Made menyampaikan, Kemendag juga akan bekerja sama dan melibatkan berbagai pemangku kepentingan, diantaranya Kementerian Desa, Pembangunan Daerah Tertinggal, dan Transmigrasi (Kemendesa PDTT); Kementerian Perindustrian (Kemenperin); Kementerian Lingkungan Hidup dan Kehutanan (KLHK); Pemerintah Daerah Kalimantan Tengah; Indonesia Light Wood Association (ILWA); Import Promotion Desk (IPD); Swiss Import Promotion Office (SIPPO).

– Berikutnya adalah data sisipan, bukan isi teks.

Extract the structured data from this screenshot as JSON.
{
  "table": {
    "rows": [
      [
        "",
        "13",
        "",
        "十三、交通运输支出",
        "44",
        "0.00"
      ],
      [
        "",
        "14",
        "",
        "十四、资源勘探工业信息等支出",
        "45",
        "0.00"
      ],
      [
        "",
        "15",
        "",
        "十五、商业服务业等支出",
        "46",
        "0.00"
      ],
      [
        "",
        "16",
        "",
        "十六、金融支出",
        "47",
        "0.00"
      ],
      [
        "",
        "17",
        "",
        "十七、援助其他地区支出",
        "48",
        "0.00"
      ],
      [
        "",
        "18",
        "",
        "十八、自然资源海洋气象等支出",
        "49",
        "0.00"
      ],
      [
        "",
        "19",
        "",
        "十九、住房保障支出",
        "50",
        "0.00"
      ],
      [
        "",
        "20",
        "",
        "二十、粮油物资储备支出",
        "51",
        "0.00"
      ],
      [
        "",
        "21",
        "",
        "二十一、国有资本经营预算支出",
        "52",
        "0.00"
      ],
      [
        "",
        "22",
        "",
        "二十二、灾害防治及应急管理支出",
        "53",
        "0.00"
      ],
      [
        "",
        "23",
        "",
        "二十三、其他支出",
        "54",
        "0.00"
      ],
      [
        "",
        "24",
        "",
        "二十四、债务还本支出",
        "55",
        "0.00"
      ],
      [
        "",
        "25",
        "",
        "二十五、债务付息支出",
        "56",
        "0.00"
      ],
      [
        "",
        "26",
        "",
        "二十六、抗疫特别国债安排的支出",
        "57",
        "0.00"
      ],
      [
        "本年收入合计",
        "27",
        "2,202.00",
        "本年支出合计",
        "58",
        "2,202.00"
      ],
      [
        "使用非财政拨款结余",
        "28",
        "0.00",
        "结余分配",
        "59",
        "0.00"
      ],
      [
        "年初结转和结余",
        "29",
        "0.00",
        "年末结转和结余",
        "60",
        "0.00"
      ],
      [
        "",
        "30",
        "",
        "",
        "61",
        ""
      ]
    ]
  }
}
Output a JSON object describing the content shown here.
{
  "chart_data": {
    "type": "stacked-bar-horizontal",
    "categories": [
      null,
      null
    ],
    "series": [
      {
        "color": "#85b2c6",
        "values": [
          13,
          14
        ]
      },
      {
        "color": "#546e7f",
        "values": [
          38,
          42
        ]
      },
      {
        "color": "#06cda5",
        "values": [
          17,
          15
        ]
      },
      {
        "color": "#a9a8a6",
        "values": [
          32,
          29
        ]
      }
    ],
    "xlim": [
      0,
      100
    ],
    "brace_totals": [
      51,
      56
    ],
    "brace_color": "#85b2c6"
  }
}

Kemendesa PDTT akan mengoptimalisasi lahan desa untuk penanaman pohon produksi kayu ringan sehingga menciptakan skala ekonomi bagi masyarakat desa dan sekitarnya. Sedangkan Kemenperin akan memanfaatkan lightwood innovation center, termasuk pengembangan material konstruksi dan teknik kayu (timber engeenering) untuk interior kendaraan (automotive industry). Sementara KLHK dan Indonesia Light Wood Association (ILWA) akan menjadi produsen produk kayu ringan.
“Mengingat prospek kayu ringan yang sangat baik selama ini, Kemendag juga telah bekerja sama dengan Swiss Import Promotion Office (SIPPO) dan Import Promotion Desk (IPD) Netherlands untuk pengembangan produk kayu ringan dan intelijen pasar di Belanda dan Swiss,” tambah Made.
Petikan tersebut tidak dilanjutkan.